Going to bed naked. Too bad I am all alone. Need to make some changes. Either sleep with clothes or with you
He made me pinky-promise that he gave me an orgasm.
I had a guy present me his prison release form this morning as id
koolaid chicken. i marinated it for 2 hours and roasted it on a rock in a fire. it was bright blue and raw. but that shit was tasty
If you could come over after class and poke me with a stick to see if im still alive id really appreciate it
She called all of my friends to find out where I was last night. 7 out of ten said their place.
I'm sitting at my desk looking through our payroll system photos to find my next boyfriend. Abuse of power or awesome?
We're drinking vodka. Wine is for people who have to wake up in the morning.
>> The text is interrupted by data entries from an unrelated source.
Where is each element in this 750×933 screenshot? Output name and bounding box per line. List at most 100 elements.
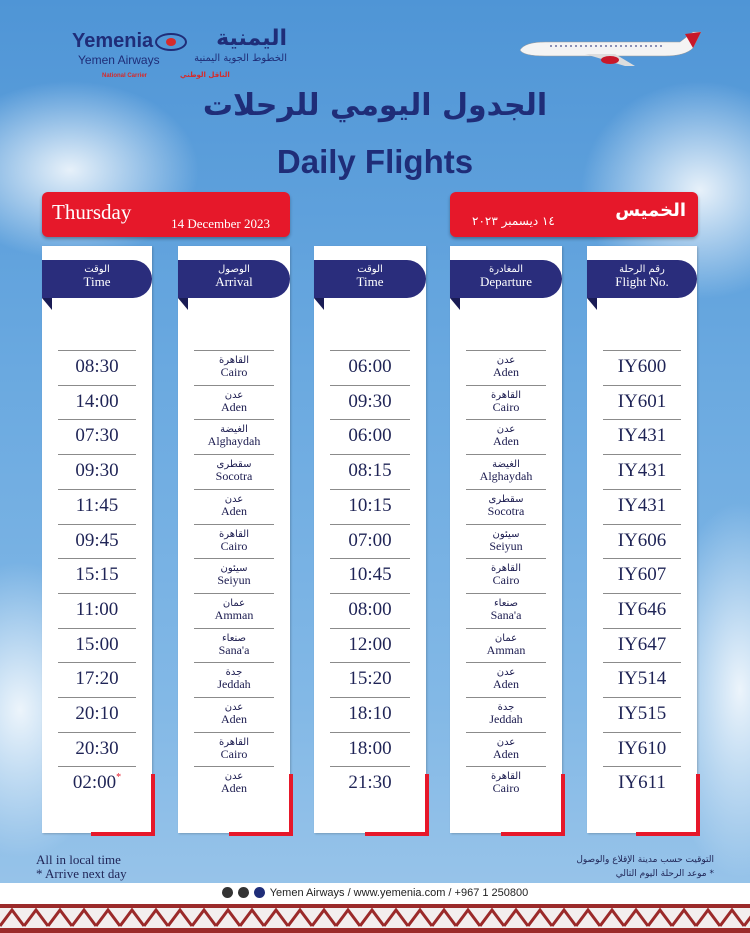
time-value: 11:00	[75, 598, 119, 620]
time-cell: 11:45	[42, 495, 152, 517]
city-ar: جدة	[225, 667, 243, 679]
brand-tag-en: National Carrier	[102, 73, 148, 79]
row-divider	[603, 592, 681, 594]
row-divider	[194, 350, 274, 351]
row-divider	[466, 350, 546, 351]
flight-number-cell: IY514	[587, 668, 697, 690]
row-divider	[603, 697, 681, 698]
row-divider	[603, 627, 681, 629]
row-divider	[466, 488, 546, 490]
row-divider	[330, 558, 410, 560]
row-divider	[603, 523, 681, 525]
header-ar: رقم الرحلة	[619, 264, 665, 275]
time-value: 10:15	[348, 494, 392, 516]
flight-number: IY606	[617, 529, 667, 551]
row-divider	[194, 697, 274, 698]
notes-english: All in local time * Arrive next day	[36, 853, 127, 881]
time-value: 09:30	[348, 390, 392, 412]
flight-number: IY646	[617, 598, 667, 620]
city-cell: القاهرة Cairo	[178, 355, 290, 378]
time-cell: 15:15	[42, 564, 152, 586]
row-divider	[194, 419, 274, 421]
city-cell: سيئون Seiyun	[450, 529, 562, 552]
row-divider	[194, 627, 274, 629]
row-divider	[466, 766, 546, 768]
city-ar: عمان	[222, 597, 246, 609]
city-ar: صنعاء	[221, 632, 247, 644]
city-ar: سيئون	[492, 528, 520, 540]
notes-arabic: التوقيت حسب مدينة الإقلاع والوصول * موعد…	[576, 853, 714, 881]
row-divider	[58, 419, 136, 421]
city-cell: صنعاء Sana'a	[178, 633, 290, 656]
time-cell: 09:30	[42, 460, 152, 482]
time-cell: 09:30	[314, 391, 426, 413]
time-cell: 07:30	[42, 425, 152, 447]
time-value: 14:00	[75, 390, 119, 412]
row-divider	[330, 662, 410, 664]
flight-number: IY431	[617, 425, 667, 447]
row-divider	[58, 523, 136, 525]
next-day-marker: *	[116, 772, 122, 784]
city-en: Jeddah	[489, 712, 523, 726]
flight-number: IY610	[617, 737, 667, 759]
red-accent	[91, 832, 155, 836]
red-accent	[696, 774, 700, 836]
city-ar: الغيضة	[220, 424, 248, 436]
row-divider	[194, 384, 274, 386]
red-accent	[501, 832, 565, 836]
city-ar: عمان	[494, 632, 518, 644]
flight-number: IY515	[617, 703, 667, 724]
city-en: Sana'a	[490, 607, 522, 622]
time-cell: 09:45	[42, 530, 152, 552]
row-divider	[58, 558, 136, 560]
city-en: Alghaydah	[207, 434, 261, 449]
date-banner-ar: الخميس ١٤ ديسمبر ٢٠٢٣	[450, 192, 698, 237]
brand-tag-ar: الناقل الوطني	[180, 71, 230, 79]
flight-number-cell: IY601	[587, 391, 697, 413]
red-accent	[229, 832, 293, 836]
time-value: 08:15	[348, 460, 392, 482]
city-cell: سقطرى Socotra	[450, 494, 562, 517]
row-divider	[466, 731, 546, 733]
row-divider	[58, 350, 136, 351]
flight-number: IY431	[617, 494, 667, 516]
airline-emblem-icon	[155, 33, 187, 51]
yemenia-logo: Yemenia اليمنية Yemen Airways الخطوط الج…	[72, 26, 287, 85]
note-local-time: All in local time	[36, 852, 121, 867]
flight-number-cell: IY646	[587, 599, 697, 621]
time-value: 15:20	[348, 668, 392, 690]
time-value: 17:20	[75, 668, 119, 690]
time-cell: 10:45	[314, 564, 426, 586]
row-divider	[330, 731, 410, 733]
note-next-day: * Arrive next day	[36, 866, 127, 881]
city-cell: القاهرة Cairo	[178, 737, 290, 760]
city-ar: القاهرة	[219, 528, 249, 540]
city-cell: صنعاء Sana'a	[450, 598, 562, 621]
city-en: Seiyun	[217, 573, 251, 588]
city-ar: عدن	[224, 389, 244, 401]
brand-name-ar: اليمنية	[216, 26, 287, 51]
time-cell: 10:15	[314, 495, 426, 517]
city-en: Socotra	[487, 503, 525, 518]
decorative-pattern	[0, 904, 750, 933]
city-cell: عدن Aden	[450, 355, 562, 378]
city-en: Aden	[493, 365, 519, 379]
row-divider	[194, 558, 274, 560]
flight-number-cell: IY610	[587, 738, 697, 760]
time-value: 09:30	[75, 460, 119, 482]
city-en: Aden	[493, 746, 519, 761]
row-divider	[466, 662, 546, 664]
row-divider	[58, 766, 136, 768]
city-cell: جدة Jeddah	[178, 667, 290, 690]
facebook-icon	[253, 887, 265, 898]
row-divider	[194, 731, 274, 733]
flight-number-cell: IY431	[587, 495, 697, 517]
row-divider	[330, 523, 410, 525]
city-en: Aden	[493, 677, 519, 692]
header-ar: الوقت	[84, 264, 110, 275]
date-en: 14 December 2023	[171, 216, 270, 231]
airplane-image	[519, 31, 702, 66]
city-cell: جدة Jeddah	[450, 702, 562, 725]
city-ar: القاهرة	[219, 736, 249, 748]
date-banner-en: Thursday 14 December 2023	[42, 192, 290, 237]
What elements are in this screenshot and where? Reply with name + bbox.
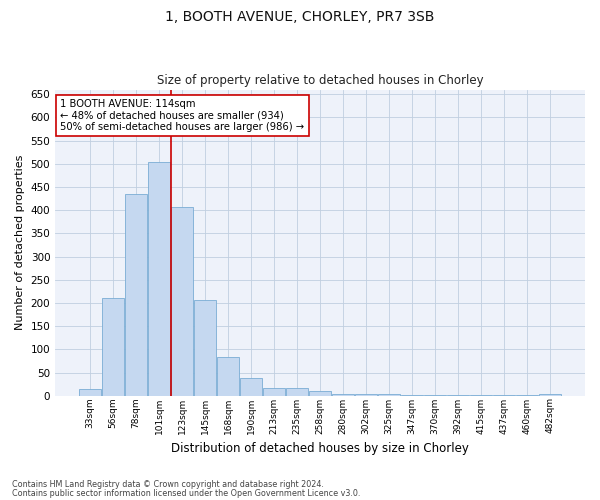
Bar — [79, 389, 101, 396]
Bar — [240, 378, 262, 396]
Bar — [332, 394, 354, 396]
Bar — [309, 392, 331, 396]
X-axis label: Distribution of detached houses by size in Chorley: Distribution of detached houses by size … — [171, 442, 469, 455]
Y-axis label: Number of detached properties: Number of detached properties — [15, 155, 25, 330]
Bar — [148, 162, 170, 396]
Bar — [355, 394, 377, 396]
Bar — [424, 394, 446, 396]
Bar — [539, 394, 561, 396]
Bar — [470, 394, 492, 396]
Bar — [263, 388, 285, 396]
Bar — [378, 394, 400, 396]
Bar — [217, 357, 239, 396]
Bar — [125, 194, 147, 396]
Text: Contains public sector information licensed under the Open Government Licence v3: Contains public sector information licen… — [12, 489, 361, 498]
Bar — [401, 394, 423, 396]
Title: Size of property relative to detached houses in Chorley: Size of property relative to detached ho… — [157, 74, 484, 87]
Bar — [194, 300, 216, 396]
Bar — [286, 388, 308, 396]
Text: 1 BOOTH AVENUE: 114sqm
← 48% of detached houses are smaller (934)
50% of semi-de: 1 BOOTH AVENUE: 114sqm ← 48% of detached… — [61, 98, 305, 132]
Bar — [171, 207, 193, 396]
Text: Contains HM Land Registry data © Crown copyright and database right 2024.: Contains HM Land Registry data © Crown c… — [12, 480, 324, 489]
Bar — [447, 394, 469, 396]
Text: 1, BOOTH AVENUE, CHORLEY, PR7 3SB: 1, BOOTH AVENUE, CHORLEY, PR7 3SB — [166, 10, 434, 24]
Bar — [102, 298, 124, 396]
So hungover. I'm getting too old for trolloping around in disco shorts going shot for shot with well behaved underclassmen in an effort to lure them to the dark side of alcoholism and liver failure.
were facing impending death from north korea and were sitting here snorting tylenol to get high.....where did our lives go wrong?
I found them. Thank God. Now I'm gonna have to take a Xanax for the panic attack I almost had trying to find my Xanax.
he spent an hour trying to rescue a bug from the sink. turned out to be a sesame seed.
I only wore my thong with cheeseburgers on it because I thought we'd have sex. So I basically wasted my best thong for nothing.
I only spent $42 at the bar last night, it's some sort of miracle.
you do remember it was dollar beer night, right?
That answers my next five questions
Trying to figure out these fractions. I bought 5 fifths of gin last week. Does that mean I have one whole gin? 5/5 = 1, right? You're having to homeschool your kids right now--so ask them.